La féminisation de la précarité dans l’industrie textile en Europe
Jusqu’à la moitié du XXe siècle, l’industrie textile, l’un des moteurs de l’économie mondiale, était localisée dans les pays riches du nord global. À partir de la deuxième Guerre mondiale, la baisse des coûts du transport et le développement des nouvelles technologies de communication ont entraîné la délocalisation de cette industrie vers des pays de la périphérie.

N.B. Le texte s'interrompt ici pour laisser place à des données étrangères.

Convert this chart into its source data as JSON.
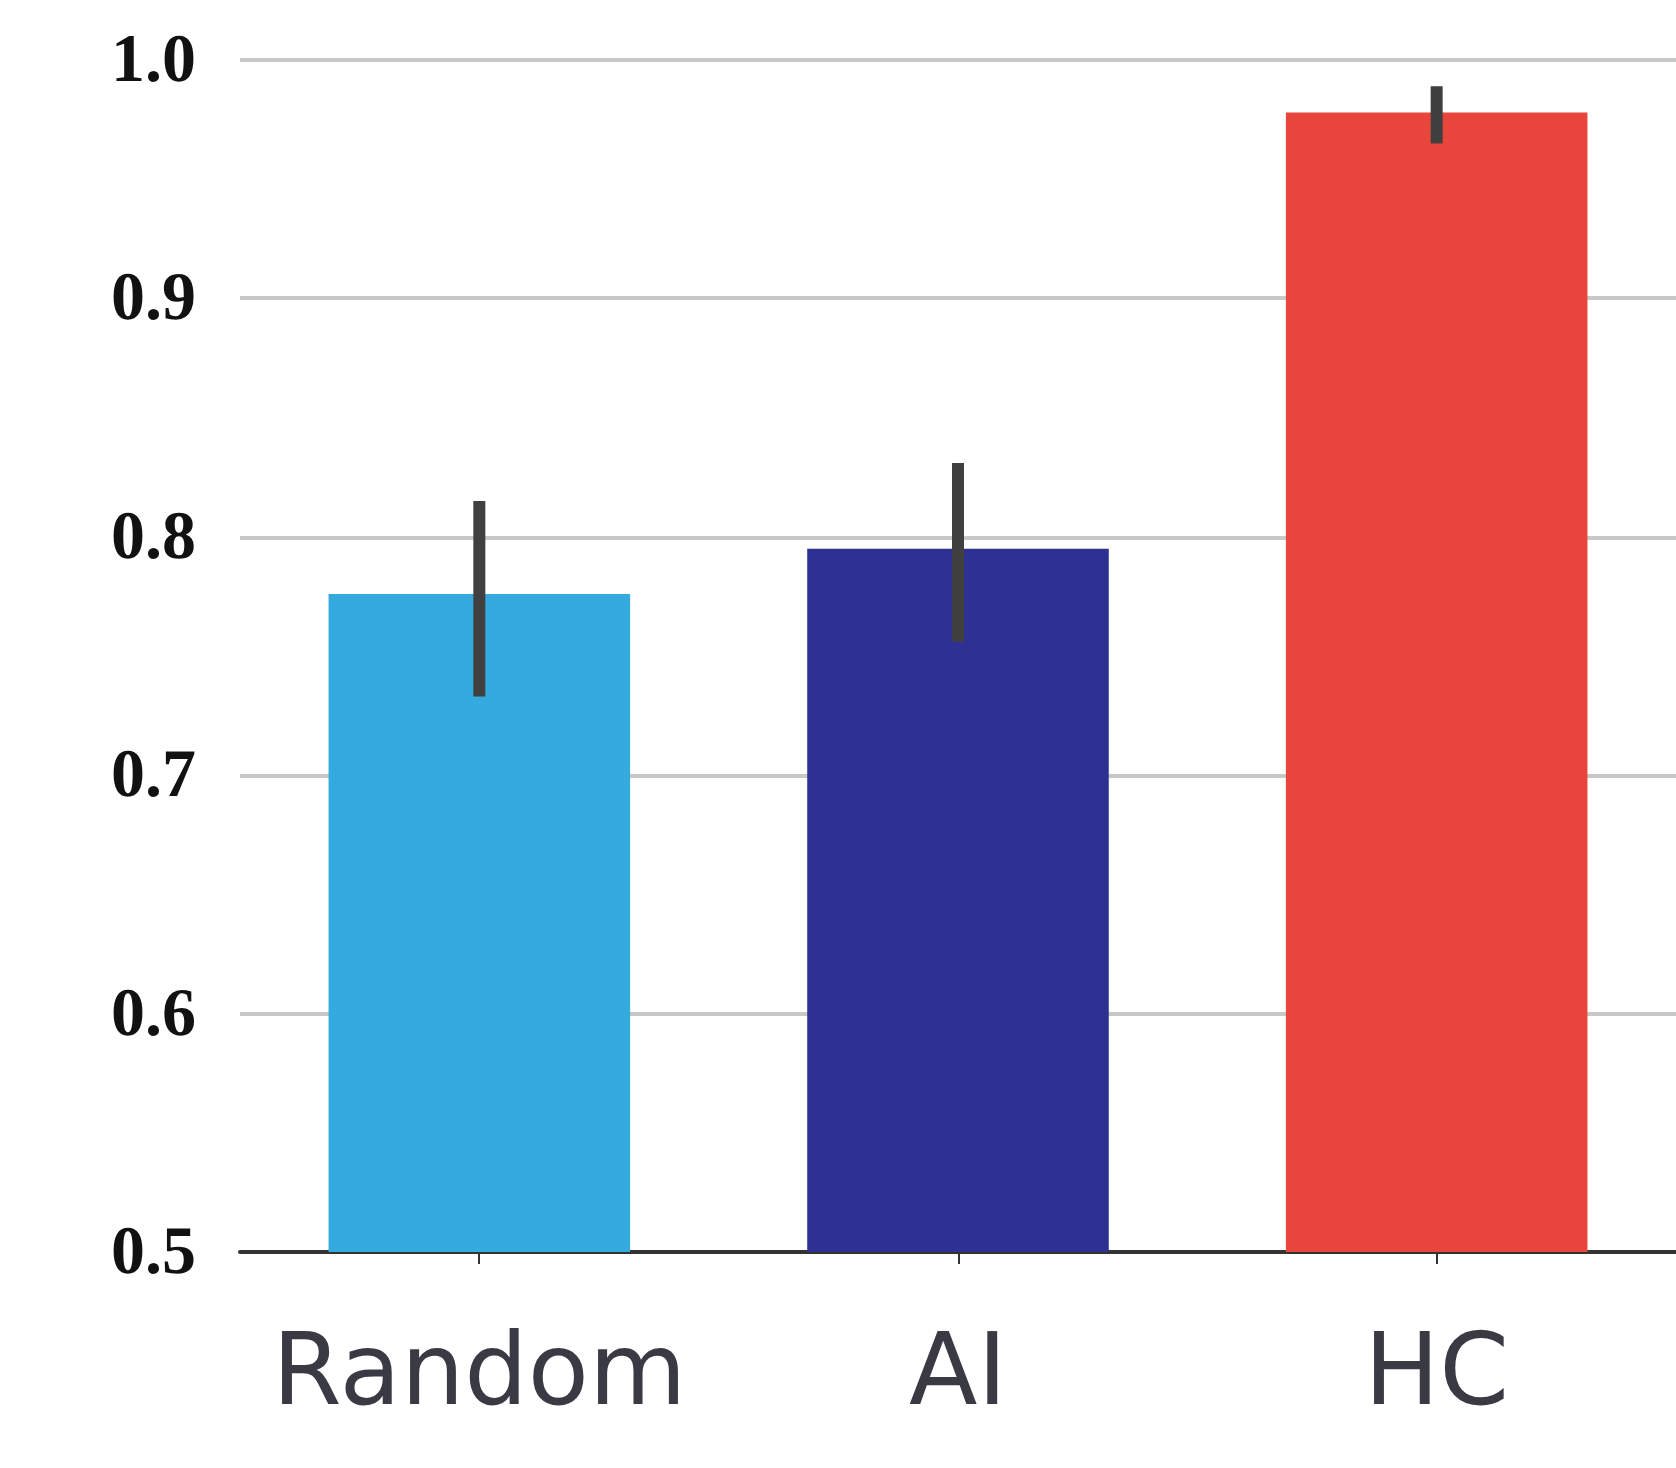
{
  "chart_data": {
    "type": "bar",
    "categories": [
      "Random",
      "AI",
      "HC"
    ],
    "values": [
      0.776,
      0.795,
      0.978
    ],
    "colors": [
      "#35aadf",
      "#2e3192",
      "#e8453c"
    ],
    "errors": [
      [
        0.733,
        0.815
      ],
      [
        0.756,
        0.831
      ],
      [
        0.965,
        0.989
      ]
    ],
    "ylim": [
      0.5,
      1.0
    ],
    "yticks": [
      0.5,
      0.6,
      0.7,
      0.8,
      0.9,
      {
        "value": 1.0,
        "label": "1.0"
      }
    ],
    "grid": "y"
  }
}
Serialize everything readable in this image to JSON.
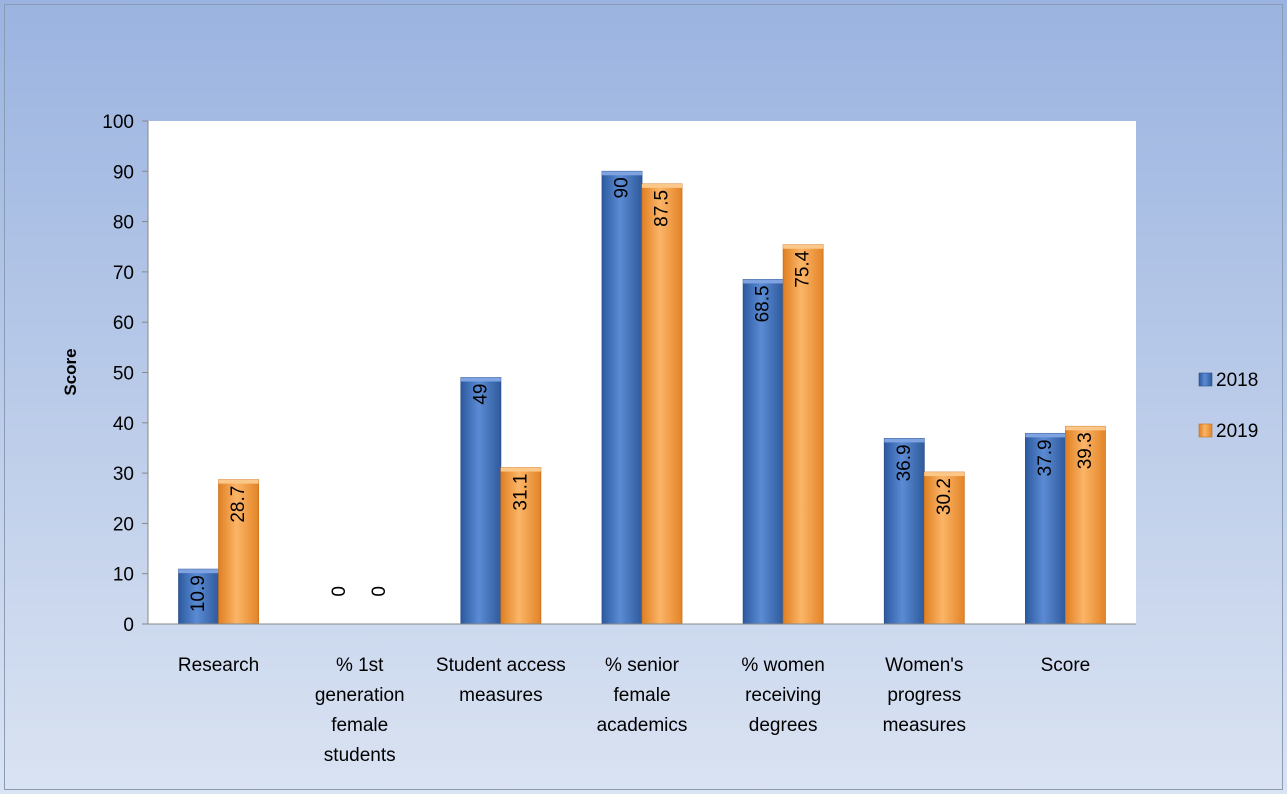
{
  "chart_data": {
    "type": "bar",
    "title": "",
    "xlabel": "",
    "ylabel": "Score",
    "ylim": [
      0,
      100
    ],
    "yticks": [
      0,
      10,
      20,
      30,
      40,
      50,
      60,
      70,
      80,
      90,
      100
    ],
    "categories": [
      "Research",
      "% 1st generation female students",
      "Student access measures",
      "% senior female academics",
      "% women receiving degrees",
      "Women's progress measures",
      "Score"
    ],
    "category_lines": [
      [
        "Research"
      ],
      [
        "% 1st",
        "generation",
        "female",
        "students"
      ],
      [
        "Student access",
        "measures"
      ],
      [
        "% senior",
        "female",
        "academics"
      ],
      [
        "% women",
        "receiving",
        "degrees"
      ],
      [
        "Women's",
        "progress",
        "measures"
      ],
      [
        "Score"
      ]
    ],
    "series": [
      {
        "name": "2018",
        "color": "#3d6db5",
        "values": [
          10.9,
          0,
          49,
          90,
          68.5,
          36.9,
          37.9
        ]
      },
      {
        "name": "2019",
        "color": "#f39a3c",
        "values": [
          28.7,
          0,
          31.1,
          87.5,
          75.4,
          30.2,
          39.3
        ]
      }
    ],
    "grid": false,
    "legend": "right",
    "data_labels": "rotated-inside"
  }
}
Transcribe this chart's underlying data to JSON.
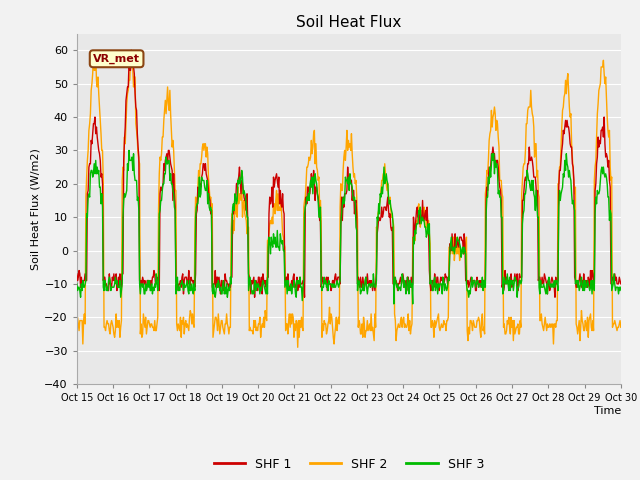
{
  "title": "Soil Heat Flux",
  "ylabel": "Soil Heat Flux (W/m2)",
  "xlabel": "Time",
  "ylim": [
    -40,
    65
  ],
  "yticks": [
    -40,
    -30,
    -20,
    -10,
    0,
    10,
    20,
    30,
    40,
    50,
    60
  ],
  "colors": {
    "SHF1": "#cc0000",
    "SHF2": "#ffa500",
    "SHF3": "#00bb00"
  },
  "legend_label1": "SHF 1",
  "legend_label2": "SHF 2",
  "legend_label3": "SHF 3",
  "annotation_text": "VR_met",
  "bg_color": "#e8e8e8",
  "fig_bg": "#f2f2f2",
  "grid_color": "#ffffff",
  "linewidth": 1.0,
  "xtick_labels": [
    "Oct 15",
    "Oct 16",
    "Oct 17",
    "Oct 18",
    "Oct 19",
    "Oct 20",
    "Oct 21",
    "Oct 22",
    "Oct 23",
    "Oct 24",
    "Oct 25",
    "Oct 26",
    "Oct 27",
    "Oct 28",
    "Oct 29",
    "Oct 30"
  ]
}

L’objectif était de tirer profit des coûts de fabrication inférieurs, spécialement en Asie, en Amérique centrale et, après la chute du Mur de Berlin, en Europe de l’Est, où diverses législations relatives au travail et à l’environnement étaient beaucoup plus permissives.
Tant et si bien que les vêtements que nous achetons et qui sont signés par des marques réputées, certaines d’entre elles espagnoles, sont confectionnés à des milliers de kilomètres d’ici dans des conditions de travail qui portent atteinte aux droits humains. Des atteintes facilitées par les longues chaînes d’approvisionnement, l’absence de réglementation et la sous-traitance massive.
Derrière l’étiquette Made in European Union se cachent par exemple des centaines d’usines de confection situées en Europe de l’Est et du Sud, qui emploient une main d’œuvre qualifiée et expérimentée en échange de salaires de misère. Rien que dans l’UE, le secteur textile emploie près de 1,3 millions de personnes, dont près de 80 % sont des femmes, victimes d’innombrables violences : salaires de misère, absence de congés maladie ou maternité, nombre d’heures de travail par semaine impossibles ou violences physiques et sexuelles.
Selon Eustat, dans la Communauté autonome du Pays basque, la dépense moyenne par personne en articles d’habillement tourne autour de 614 € par an, soit environ 20 kg de vêtements et 15 kg de déchets par personne : une consommation et un impact sur l’environnement qui font partie de ces mêmes chaînes mondiales de production.